The deliberation of Ned Preston led Blossom to fear the game would bound away before the trigger was pulled. When, therefore, the African saw the long brown barrel pointed for several seconds at the animal, he became impatient, and uttered the words given above.
The next moment there was a flash, and the buck made a prodigious bound, dashed straight toward the fallen tree behind which the boys were crouching, and fell within fifty feet of them.
"Dar's our supper suah's yo' born!" shouted the delighted negro, making a strong effort to leap over the prostrate oak so as to reach the game ahead of his companion. He would have succeeded if the oak had lain somewhat nearer the ground. As it was, he landed on his head and shoulders, and rolled over; but he was unharmed, and scrambling to his feet, ran to the deer.
Ned Preston was but a brief distance behind him, trailing his long rifle, walking rapidly, and very much puzzled over what was certainly an extraordinary occurrence; for although he had aimed at the buck, pulled the trigger, and the game had fallen, yet the astonishing fact remained, that Ned had not fired his gun.
Blossom Brown in his excitement did not notice that there was no report of the weapon—that, in short, the flint-lock (percussion guns being unknown at that day) had "flashed in the pan." When he saw the frantic leap and fall of the animal, he supposed, as a matter of course, it had been killed by the bullet of his young master; and if the latter had not stopped to examine his piece, he might have believed the same, so exactly did the wounding of the game accord with the useless click of the lock and flash of the powder.
"I didn't shoot that buck," called out Ned, as he ran up behind Blossom; "my gun wasn't fired at all."
"Dat hasn't got nuffin to do with it," was the sturdy response of Blossom, who was bent on having his meal without any unnecessary delay; "you p'inted de gun at him, and he drapped; dat's sufficacious."

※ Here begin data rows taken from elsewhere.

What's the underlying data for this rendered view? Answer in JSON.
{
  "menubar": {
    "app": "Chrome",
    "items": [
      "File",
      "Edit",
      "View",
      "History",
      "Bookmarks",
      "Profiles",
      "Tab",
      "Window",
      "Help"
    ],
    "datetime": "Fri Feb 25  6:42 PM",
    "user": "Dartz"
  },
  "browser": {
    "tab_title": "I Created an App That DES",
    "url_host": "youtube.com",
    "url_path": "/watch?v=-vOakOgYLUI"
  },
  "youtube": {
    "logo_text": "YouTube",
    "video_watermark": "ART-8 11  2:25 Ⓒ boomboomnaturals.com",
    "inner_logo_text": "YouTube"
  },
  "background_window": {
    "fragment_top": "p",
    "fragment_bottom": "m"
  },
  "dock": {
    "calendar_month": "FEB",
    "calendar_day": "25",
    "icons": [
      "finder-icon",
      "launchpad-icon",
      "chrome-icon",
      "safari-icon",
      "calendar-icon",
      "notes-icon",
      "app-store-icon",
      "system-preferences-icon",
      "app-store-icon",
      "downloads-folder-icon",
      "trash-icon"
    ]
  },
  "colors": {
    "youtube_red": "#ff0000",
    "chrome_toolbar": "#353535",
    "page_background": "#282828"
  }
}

"But I didn't kill him," insisted Ned, more determined on solving the mystery than he was on procuring supper.
"I tell you dat you did—no, you didn't!"
At that instant Blossom, who had drawn his hunting-knife, stooped over to apply it to the throat of the buck, when he gave an unexpected flirt of his head, bringing his antlers against the boy with such violence that he was thrown backward several feet. When Blossom found himself going, he made his last remark, inasmuch as the deer just then proved he was alive in a most emphatic manner.